Curing Reaction Kinetics-Based Modeling and Defect Prediction in Adhesive Layers of Composite Hybrid Bonded/Bolted Joints
摘要
To meet the load-bearing and sealing requirements of integral aircraft fuel tanks, hybrid bonded/bolted joints are widely employed in critical connections. However, defects induced by thermo-chemo-mechanical coupling during the curing process of the adhesive layer significantly compromise structural integrity and sealing performance. In this study, the curing reaction kinetics of the XM22-A sealant were accurately characterized using differential scanning calorimetry (DSC), and the relationships between key thermophysical parameters with temperature and curing degree were established.
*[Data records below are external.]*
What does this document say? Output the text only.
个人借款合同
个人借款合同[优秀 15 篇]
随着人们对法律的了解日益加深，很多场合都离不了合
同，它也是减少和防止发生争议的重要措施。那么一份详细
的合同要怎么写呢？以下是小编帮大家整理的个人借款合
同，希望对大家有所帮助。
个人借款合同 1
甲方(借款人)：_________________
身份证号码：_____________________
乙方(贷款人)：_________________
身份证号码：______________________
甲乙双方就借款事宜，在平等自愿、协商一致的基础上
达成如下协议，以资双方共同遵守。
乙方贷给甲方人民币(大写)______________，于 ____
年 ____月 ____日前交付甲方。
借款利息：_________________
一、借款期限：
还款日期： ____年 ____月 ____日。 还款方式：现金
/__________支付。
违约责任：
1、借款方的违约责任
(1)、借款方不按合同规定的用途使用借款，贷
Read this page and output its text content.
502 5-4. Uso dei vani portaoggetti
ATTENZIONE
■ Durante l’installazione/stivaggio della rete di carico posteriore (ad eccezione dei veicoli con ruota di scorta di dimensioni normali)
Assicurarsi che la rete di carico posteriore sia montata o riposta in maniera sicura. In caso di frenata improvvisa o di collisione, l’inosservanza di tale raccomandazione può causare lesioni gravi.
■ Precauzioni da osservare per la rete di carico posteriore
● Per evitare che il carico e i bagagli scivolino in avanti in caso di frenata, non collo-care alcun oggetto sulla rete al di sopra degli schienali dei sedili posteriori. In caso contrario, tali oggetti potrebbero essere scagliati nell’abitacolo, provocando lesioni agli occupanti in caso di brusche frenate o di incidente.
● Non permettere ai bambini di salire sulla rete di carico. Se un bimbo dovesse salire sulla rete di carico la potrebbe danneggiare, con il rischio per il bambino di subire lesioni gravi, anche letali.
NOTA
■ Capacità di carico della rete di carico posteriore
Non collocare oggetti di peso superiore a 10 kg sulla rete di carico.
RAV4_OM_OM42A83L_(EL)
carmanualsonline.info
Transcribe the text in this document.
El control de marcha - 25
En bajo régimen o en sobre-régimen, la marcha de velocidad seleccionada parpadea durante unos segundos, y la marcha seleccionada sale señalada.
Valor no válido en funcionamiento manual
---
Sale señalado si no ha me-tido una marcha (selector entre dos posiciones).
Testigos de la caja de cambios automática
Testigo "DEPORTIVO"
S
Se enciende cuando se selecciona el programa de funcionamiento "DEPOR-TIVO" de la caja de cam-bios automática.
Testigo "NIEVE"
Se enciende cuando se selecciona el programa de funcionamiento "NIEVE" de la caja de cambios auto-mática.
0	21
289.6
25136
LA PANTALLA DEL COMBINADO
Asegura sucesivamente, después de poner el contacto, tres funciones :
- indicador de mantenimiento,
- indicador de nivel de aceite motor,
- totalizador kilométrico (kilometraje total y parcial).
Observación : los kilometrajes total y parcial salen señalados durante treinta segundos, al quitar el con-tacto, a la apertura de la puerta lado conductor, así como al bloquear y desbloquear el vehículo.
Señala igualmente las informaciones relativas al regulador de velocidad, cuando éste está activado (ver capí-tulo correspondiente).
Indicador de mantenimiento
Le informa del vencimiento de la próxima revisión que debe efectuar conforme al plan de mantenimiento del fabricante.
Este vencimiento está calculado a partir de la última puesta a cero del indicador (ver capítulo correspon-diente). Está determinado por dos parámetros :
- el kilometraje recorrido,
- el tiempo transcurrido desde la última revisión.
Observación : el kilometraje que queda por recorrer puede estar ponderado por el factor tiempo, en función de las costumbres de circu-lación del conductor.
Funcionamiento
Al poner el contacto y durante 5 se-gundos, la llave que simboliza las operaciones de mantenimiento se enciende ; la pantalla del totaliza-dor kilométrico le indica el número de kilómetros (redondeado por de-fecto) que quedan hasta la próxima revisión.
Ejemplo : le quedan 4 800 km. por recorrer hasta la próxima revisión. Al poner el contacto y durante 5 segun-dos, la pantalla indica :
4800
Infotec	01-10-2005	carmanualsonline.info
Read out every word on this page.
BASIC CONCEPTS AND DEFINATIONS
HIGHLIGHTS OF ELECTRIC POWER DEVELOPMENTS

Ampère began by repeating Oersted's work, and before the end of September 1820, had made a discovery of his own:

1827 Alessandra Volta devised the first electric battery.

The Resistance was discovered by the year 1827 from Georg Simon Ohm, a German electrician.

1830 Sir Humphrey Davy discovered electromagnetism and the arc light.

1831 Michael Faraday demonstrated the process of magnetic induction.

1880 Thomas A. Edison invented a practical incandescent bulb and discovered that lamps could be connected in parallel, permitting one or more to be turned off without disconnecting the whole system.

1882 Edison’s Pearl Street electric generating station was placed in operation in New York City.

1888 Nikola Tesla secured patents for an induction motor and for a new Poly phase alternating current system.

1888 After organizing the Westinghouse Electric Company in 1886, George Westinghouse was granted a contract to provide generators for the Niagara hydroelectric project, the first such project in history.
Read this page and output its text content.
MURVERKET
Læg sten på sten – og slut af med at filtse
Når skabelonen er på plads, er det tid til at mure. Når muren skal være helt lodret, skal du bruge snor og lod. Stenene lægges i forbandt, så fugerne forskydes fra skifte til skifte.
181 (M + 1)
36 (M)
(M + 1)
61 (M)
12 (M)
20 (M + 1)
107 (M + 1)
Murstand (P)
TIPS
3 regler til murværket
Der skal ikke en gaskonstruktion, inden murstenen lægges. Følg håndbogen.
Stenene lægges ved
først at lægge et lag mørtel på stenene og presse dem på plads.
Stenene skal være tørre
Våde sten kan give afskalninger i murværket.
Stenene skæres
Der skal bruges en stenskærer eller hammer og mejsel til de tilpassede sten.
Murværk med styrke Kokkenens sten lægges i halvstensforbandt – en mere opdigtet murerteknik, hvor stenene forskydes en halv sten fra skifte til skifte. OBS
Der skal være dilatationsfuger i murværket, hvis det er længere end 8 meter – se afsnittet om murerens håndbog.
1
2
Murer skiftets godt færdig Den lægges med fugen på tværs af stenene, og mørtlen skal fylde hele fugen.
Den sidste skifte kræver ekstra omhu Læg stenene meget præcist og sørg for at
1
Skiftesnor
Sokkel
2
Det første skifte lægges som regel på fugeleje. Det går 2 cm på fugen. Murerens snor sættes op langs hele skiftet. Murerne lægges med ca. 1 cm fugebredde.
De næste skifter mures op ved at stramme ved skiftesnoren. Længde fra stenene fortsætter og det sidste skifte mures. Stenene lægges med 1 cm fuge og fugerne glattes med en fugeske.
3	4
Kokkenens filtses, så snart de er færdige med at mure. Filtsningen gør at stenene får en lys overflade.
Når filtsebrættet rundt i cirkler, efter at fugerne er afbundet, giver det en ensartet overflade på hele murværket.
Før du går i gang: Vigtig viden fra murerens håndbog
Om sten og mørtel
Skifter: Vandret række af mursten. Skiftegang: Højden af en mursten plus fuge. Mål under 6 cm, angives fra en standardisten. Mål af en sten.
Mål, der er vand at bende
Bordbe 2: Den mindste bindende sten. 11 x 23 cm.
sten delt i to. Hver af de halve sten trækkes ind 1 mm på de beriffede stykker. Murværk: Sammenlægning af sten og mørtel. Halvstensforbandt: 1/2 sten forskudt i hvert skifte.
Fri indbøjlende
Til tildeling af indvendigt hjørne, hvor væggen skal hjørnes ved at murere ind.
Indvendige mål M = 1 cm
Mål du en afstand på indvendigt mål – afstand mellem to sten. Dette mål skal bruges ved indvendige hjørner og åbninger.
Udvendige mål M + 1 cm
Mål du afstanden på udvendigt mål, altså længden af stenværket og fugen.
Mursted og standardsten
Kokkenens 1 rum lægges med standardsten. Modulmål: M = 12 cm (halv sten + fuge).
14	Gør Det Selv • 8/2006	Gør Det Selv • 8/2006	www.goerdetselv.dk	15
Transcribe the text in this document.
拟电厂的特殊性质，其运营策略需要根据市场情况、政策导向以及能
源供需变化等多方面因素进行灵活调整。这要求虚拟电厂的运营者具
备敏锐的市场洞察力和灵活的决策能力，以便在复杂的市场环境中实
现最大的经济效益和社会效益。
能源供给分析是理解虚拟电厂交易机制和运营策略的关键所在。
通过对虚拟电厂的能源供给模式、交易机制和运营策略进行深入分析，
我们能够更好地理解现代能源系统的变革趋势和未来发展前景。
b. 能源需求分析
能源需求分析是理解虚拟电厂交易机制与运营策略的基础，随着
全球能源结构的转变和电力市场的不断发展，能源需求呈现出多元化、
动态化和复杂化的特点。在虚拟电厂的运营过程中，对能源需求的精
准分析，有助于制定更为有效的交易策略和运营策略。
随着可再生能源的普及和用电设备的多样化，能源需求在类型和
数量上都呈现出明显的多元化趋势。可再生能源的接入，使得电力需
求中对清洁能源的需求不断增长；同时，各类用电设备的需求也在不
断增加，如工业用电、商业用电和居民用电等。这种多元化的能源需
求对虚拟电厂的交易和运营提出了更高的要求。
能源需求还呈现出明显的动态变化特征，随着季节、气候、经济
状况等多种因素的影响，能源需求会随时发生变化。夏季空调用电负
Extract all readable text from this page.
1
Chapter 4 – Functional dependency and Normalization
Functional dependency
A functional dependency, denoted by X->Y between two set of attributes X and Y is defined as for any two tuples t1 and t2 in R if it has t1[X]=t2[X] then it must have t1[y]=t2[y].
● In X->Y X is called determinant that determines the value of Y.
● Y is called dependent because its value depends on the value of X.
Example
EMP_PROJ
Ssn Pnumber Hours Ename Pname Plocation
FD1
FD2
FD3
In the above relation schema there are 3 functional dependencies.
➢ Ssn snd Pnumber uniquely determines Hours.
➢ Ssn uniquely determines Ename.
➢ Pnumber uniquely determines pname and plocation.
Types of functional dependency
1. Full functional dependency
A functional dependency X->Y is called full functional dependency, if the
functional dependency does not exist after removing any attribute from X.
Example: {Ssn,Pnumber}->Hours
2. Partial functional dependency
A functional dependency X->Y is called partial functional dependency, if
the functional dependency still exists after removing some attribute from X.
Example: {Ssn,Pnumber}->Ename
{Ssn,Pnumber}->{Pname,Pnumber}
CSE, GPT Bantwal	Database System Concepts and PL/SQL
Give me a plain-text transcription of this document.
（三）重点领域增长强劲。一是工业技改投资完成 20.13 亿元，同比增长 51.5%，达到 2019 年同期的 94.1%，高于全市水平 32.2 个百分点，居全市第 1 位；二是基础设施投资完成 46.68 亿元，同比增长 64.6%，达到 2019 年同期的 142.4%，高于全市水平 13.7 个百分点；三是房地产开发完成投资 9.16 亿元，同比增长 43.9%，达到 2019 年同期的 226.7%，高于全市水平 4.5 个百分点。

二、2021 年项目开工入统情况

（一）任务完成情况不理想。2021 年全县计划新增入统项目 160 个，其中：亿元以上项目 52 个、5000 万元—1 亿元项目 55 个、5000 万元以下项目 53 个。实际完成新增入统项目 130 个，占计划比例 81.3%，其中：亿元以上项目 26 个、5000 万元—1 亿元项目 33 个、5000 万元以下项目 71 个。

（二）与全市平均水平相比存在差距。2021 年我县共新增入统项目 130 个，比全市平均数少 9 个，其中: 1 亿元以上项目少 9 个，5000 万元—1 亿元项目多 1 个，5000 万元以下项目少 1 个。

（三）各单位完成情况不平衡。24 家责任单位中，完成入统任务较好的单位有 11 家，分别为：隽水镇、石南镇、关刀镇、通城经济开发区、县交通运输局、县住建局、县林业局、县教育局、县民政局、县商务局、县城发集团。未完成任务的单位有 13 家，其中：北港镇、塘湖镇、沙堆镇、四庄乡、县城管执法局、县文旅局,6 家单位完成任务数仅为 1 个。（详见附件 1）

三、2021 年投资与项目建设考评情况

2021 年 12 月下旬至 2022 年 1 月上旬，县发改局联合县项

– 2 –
A three-dimensional finite element model integrating curing kinetics, heat transfer, and a viscoelastic constitutive model was developed to simulate the evolution of temperature, cure degree, and residual stress during curing. The curing subroutine was validated, showing a maximum deformation displacement error of approximately 7.5% in the cantilever beam simulation compared to experimental data. The results revealed significant concentrations of residual stress and deformation displacement at the laminate joint and adhesive layer edges. A novel defect evaluation method was proposed, combining von Mises stress and deformation displacement into a comprehensive index weighted by the entropy weight method. Validation via scanning electron microscopy and industrial computed tomography confirmed that the model’s predictions of defect-prone regions align well with experimental observations. This study provides a reliable theoretical framework for accurate prediction and control of defects in adhesive layers, which is crucial for ensuring the sealing reliability of aerospace polymer composite structures.